Publishers’ fear of findability
Two days ago, Times Online published an incredibly poorly researched opinion piece by William Rees-Mogg – a few quotes:
[...] Copyright is the mother of invention. No copyright — no revenue — no innovation.
Yet there is a conflict of interest between search engines and the right to intellectual property. Google plans to put whole libraries on to its system, and offer free copying rights to its users. Searches would throw up key passages in all the books in a library. [...] The danger — put simply — is that people will not buy books; they will wait to download them free from Google.
“No copyright — no revenue — no innovation.” Eh, the picture is a bit more complicated than that, but well…
“[...] offer free copying rights to its users.” Hmm, I missed that one, I believe. Google doesn’t offer any “copying rights” at all. For books of which the publishers are not part of Google’s Book Search Partner Program, it only displays snippets of those books, allowing people to actually find them.
“[...] people will not buy books; they will wait to download them free from Google.” That’s just plain wrong. Nobody is “waiting” to “download” anything at all. They might be waiting until the book appears in Google Books so that they can easily find it, though.
Similarly ridiculous statements—targeting Google News this time—are coming from the World Association of Newspapers. From an interview with its president Gavin O’Reilly in yesterday’s Financial Times:
Services such as Google News link to original news stories on the home pages of newspapers and magazines and display only the headline and one paragraph of the story. “That’s often enough” for readers browsing the top stories, Mr O’Reilly said.
[...]
[O'Reilly:] “The irony is that these search engines exist, largely, because of the traditional news and content aggregators and profit at their expense.”
[...]
Mr O’Reilly likened the initiative to the conflict between the music industry and illegal file-sharing websites and said it was not a sign that publishers had failed to create a competitive online business model of their own.
“I think newspapers have developed very compelling web portals and news channels but the fact here is that we’re dealing with basic theft,” he said.
We’re talking about linked headlines (and sometimes a short snippet), right?
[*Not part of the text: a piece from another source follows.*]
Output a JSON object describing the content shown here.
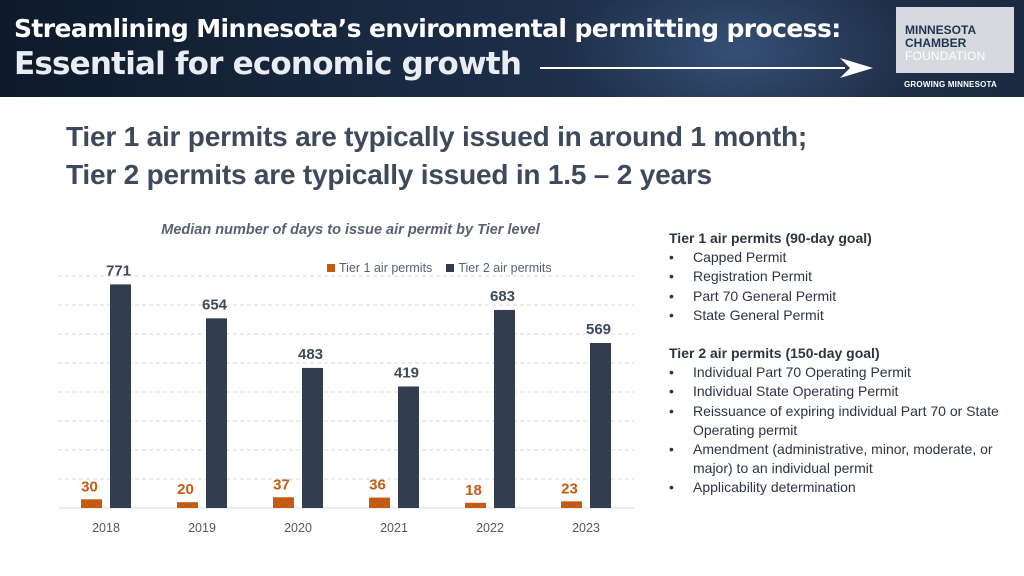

How can this be compared to “illegal file-sharing websites”? Or “theft”? Also, the statement that search engines “exist [...] because of the traditional news and content aggregators” is a flawed argument. Any search index exists at the grace of the content it makes searchable. If there is no content, there is no need for an index. If there is content, you’ll need some sort of index. It’s that simple. So what is wrong with Google making that index? Maybe the fact that it shows competing media outlets on the same page, possibly inviting people to go elsewhere?
Mr. Rees-Mogg might be wrong. Condition for that is that there is no program available that automatically downloads consecutive snippets and puzzles them together to extract the whole book from a multitude of Google searches.
As of today, I am not aware of such software existing, but it should be not too difficult to build. Since all that stands between that happening and the protection of copyrights is Google’s DRM effort, and DRM efforts can as you know never be effective, we might find some such program available in the near future. It might be interesting to discuss if such a program would be illegal under anti-circumvention laws.
But anyway, you and other Google supporters are wrong when you say that Google is serving “only snippets”. That is only correct for the individual search. To the totality of searches, Google is serving all the parts of the puzzle, and it only takes an effort to collect them and assemble them to, indeed, download whole books.
» Karl-Friedrich Lenz on February 2nd, 2006 at 13:22
“[...] Google’s DRM effort, and DRM efforts can as you know never be effective [...]”
If you look at Google’s service on the “individual search” level, it’s only a matter of access control: no security through obscurity, users just have limited access to Google’s database.
If you look at the service from a “totality of searches” point of view, it indeed resembles a DRM system (but only vaguely): there are restrictions on usage (that is, you can only view small snippets per time unit), but the full text can be extracted in an ‘analog hole’ like way (i.e. do an automated search for subsequent snippets, OCR, paste together). However, is this a real DRM system? Is cutting a file in smaller parts the same as scrambling that file, so that it can only be opened with the appropriate application?
In other words, I don’t believe that the puzzling program you describe would be illegal (under anti-circumvention provisions), as there wouldn’t be any circumvention activity going on – it’s just puzzling.
Note: in case such a puzzling program is made, it is very probable that Google will block it from abusing its index. Furthermore, I expect that the Google Book Search API (if we ever see one) will have security hooks that prevents users from extracting full book contents.